Keeping busy has always been my goal. Even now when I have a little break coming up I’m like I want to sell a show or I want to get back to writing. Cause time is precious. I’m just trying to maximize my time here. When you’re given a prognosis like the one I got, you really start to truly appreciate what’s important and what’s not.
While I know comedy offers escapism for an audience, do you also find a sort of escapism when you take the stage?
I found refuge in it. You know when I got out of the hospital last year after 45 days, the first thing I did was go to open mic. I was out for two hours and I went to open mic. That tells you where my head was at.
Growing up in Seattle, what was your initial introduction to standup comedy?

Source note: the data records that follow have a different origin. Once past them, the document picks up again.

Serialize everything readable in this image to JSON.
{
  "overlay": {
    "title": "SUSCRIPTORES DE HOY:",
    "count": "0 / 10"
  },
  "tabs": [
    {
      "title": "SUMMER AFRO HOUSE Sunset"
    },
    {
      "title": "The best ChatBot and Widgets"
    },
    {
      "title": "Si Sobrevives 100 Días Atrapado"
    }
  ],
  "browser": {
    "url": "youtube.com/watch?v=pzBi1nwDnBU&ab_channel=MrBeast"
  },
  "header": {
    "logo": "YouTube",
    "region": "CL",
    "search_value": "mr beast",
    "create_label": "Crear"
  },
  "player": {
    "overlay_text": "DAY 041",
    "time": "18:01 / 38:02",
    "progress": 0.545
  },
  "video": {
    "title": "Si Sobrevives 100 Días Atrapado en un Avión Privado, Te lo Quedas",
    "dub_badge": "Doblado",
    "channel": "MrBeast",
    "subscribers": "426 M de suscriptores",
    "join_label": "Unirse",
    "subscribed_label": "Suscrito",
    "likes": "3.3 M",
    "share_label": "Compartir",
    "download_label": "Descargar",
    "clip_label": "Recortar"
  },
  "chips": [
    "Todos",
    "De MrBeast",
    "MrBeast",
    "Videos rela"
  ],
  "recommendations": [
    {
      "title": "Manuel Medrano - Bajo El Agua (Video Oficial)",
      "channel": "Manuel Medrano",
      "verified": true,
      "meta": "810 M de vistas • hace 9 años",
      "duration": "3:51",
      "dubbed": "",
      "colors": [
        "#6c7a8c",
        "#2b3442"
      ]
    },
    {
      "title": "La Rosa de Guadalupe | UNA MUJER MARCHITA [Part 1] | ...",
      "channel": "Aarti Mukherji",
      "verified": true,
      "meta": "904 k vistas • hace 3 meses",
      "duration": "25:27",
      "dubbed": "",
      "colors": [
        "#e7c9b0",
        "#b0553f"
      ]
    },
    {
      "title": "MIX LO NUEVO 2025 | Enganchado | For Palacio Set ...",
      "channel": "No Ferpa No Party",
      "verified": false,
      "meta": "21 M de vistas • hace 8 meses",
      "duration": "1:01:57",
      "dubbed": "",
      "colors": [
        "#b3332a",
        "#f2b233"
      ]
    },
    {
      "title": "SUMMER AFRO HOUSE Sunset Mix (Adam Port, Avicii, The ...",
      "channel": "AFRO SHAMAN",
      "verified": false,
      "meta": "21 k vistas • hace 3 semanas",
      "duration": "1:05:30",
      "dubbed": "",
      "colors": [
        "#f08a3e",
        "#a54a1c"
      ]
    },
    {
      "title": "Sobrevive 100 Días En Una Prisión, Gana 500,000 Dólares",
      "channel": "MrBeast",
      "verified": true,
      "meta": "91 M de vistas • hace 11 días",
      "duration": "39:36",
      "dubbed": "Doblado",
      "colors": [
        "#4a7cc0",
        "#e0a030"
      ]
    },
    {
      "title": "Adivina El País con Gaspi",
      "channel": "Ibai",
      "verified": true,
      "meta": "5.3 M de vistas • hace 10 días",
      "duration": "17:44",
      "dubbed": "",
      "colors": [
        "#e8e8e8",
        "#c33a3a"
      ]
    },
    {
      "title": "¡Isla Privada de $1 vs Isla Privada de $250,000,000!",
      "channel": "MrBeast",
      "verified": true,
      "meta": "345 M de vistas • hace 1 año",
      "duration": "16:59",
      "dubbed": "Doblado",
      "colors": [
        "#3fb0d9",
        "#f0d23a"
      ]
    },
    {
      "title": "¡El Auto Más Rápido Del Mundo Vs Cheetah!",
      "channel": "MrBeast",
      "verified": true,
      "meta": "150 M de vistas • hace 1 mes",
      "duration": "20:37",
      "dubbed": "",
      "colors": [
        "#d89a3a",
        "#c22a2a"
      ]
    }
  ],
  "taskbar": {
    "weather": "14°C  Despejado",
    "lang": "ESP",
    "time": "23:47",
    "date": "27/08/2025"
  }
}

I grew up watching all the legends. I remember seeing Chris Rock’s Bigger and Blacker and hearing certain jokes from his album. I was like ah man, I gotta talk like that. I want to do something like that one day. And I just did it. One day I signed up for the open mic, and then that was that. I just got addicted and kept going.
When did you start going to open mics?
I first went up at 21. Then I started going full-time when I was like 25. I’m an observational comic. Starting at an older age, I sort of knew what I wanted to talk about. I wasn’t going through the awkward, coming of age phase as a comedian. I was an adult who was learning how to be funny on stage.
Now that you achieved that dream goal of putting out a standup special, what’s next on the horizon?
I want to continue writing, work on my new hour, maybe delve into acting, just do a bit of everything.
For me, [the Neptune show] sort of wraps up my whole whirlwind of a past 5–6 months. I’ve been on the road for almost the whole summer, and now this is like my last stop before I go back to LA and grind. It just feels good to go home to the place where you started and sort of cap off an amazing run. Few things ever come full circle, and I’m just excited for it.
What does it mean to you to come back to Seattle and play a venue like the Neptune?
Man, I’m so excited. You gotta understand, I went to Hamilton Middle School. Most of my friends have seen me perform in the back of a Thai food restaurant—Jai Thai—on Capitol Hill, and I’m coming home to do a theater. Talk about the growth. I’m unveiling new material from my new hour, and so I figure that my city where I’m from should be the first place to get it.
Well, I’m sure there’s plenty of recent life experience to draw on for new material.